Chatbots, deepfakes, contenus générés : les obligations de transparence du RIA
L'article 50 se satisfait dans l'interface et l'architecture du produit, pas dans une politique interne. Septième volet de la série Comprendre le RIA : information des utilisateurs, marquage lisible par machine et étiquetage des hypertrucages.
Entre les pratiques interdites et le haut risque, le règlement européen sur l'intelligence artificielle réserve un régime particulier aux systèmes qui présentent un risque de confusion ou de tromperie. L'article 50 leur impose des obligations d'information et de marquage, applicables depuis le 2 août 2026. Ce régime concerne une part considérable des produits numériques du marché : assistants conversationnels, générateurs de texte et d'images, outils de synthèse vocale, avatars. Septième volet de notre série « Comprendre le RIA », cet article traduit ces obligations en spécifications concrètes pour les éditeurs.

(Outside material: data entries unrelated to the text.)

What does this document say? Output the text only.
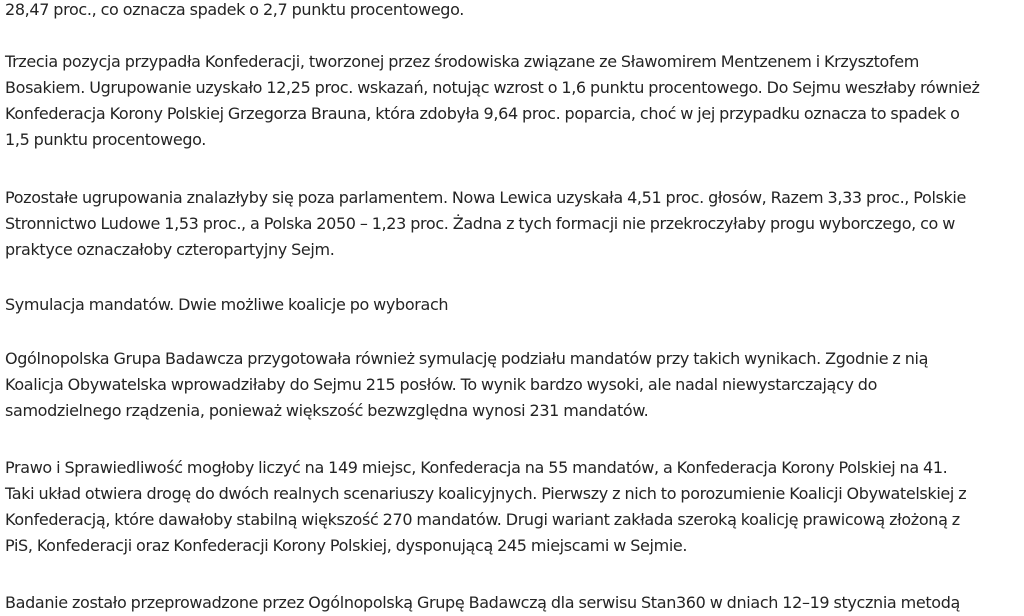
28,47 proc., co oznacza spadek o 2,7 punktu procentowego.

Trzecia pozycja przypadła Konfederacji, tworzonej przez środowiska związane ze Sławomirem Mentzenem i Krzysztofem
Bosakiem. Ugrupowanie uzyskało 12,25 proc. wskazań, notując wzrost o 1,6 punktu procentowego. Do Sejmu weszłaby również
Konfederacja Korony Polskiej Grzegorza Brauna, która zdobyła 9,64 proc. poparcia, choć w jej przypadku oznacza to spadek o
1,5 punktu procentowego.

Pozostałe ugrupowania znalazłyby się poza parlamentem. Nowa Lewica uzyskała 4,51 proc. głosów, Razem 3,33 proc., Polskie
Stronnictwo Ludowe 1,53 proc., a Polska 2050 – 1,23 proc. Żadna z tych formacji nie przekroczyłaby progu wyborczego, co w
praktyce oznaczałoby czteropartyjny Sejm.

Symulacja mandatów. Dwie możliwe koalicje po wyborach

Ogólnopolska Grupa Badawcza przygotowała również symulację podziału mandatów przy takich wynikach. Zgodnie z nią
Koalicja Obywatelska wprowadziłaby do Sejmu 215 posłów. To wynik bardzo wysoki, ale nadal niewystarczający do
samodzielnego rządzenia, ponieważ większość bezwzględna wynosi 231 mandatów.

Prawo i Sprawiedliwość mogłoby liczyć na 149 miejsc, Konfederacja na 55 mandatów, a Konfederacja Korony Polskiej na 41.
Taki układ otwiera drogę do dwóch realnych scenariuszy koalicyjnych. Pierwszy z nich to porozumienie Koalicji Obywatelskiej z
Konfederacją, które dawałoby stabilną większość 270 mandatów. Drugi wariant zakłada szeroką koalicję prawicową złożoną z
PiS, Konfederacji oraz Konfederacji Korony Polskiej, dysponującą 245 miejscami w Sejmie.

Badanie zostało przeprowadzone przez Ogólnopolską Grupę Badawczą dla serwisu Stan360 w dniach 12–19 stycznia metodą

L'essentiel en 30 secondes. L'article 50 impose quatre transparences. Les personnes qui interagissent avec un système conversationnel doivent savoir qu'elles parlent à une IA, sauf évidence. Les contenus générés (audio, image, vidéo, texte) doivent être marqués dans un format lisible par machine permettant de détecter leur origine artificielle. Les déployeurs qui exposent des hypertrucages les étiquettent visiblement, de même que les textes d'information publiés sans contrôle éditorial humain. Les personnes exposées à une reconnaissance des émotions ou à une catégorisation biométrique licites en sont informées. Ces obligations se cumulent avec le régime du haut risque le cas échéant.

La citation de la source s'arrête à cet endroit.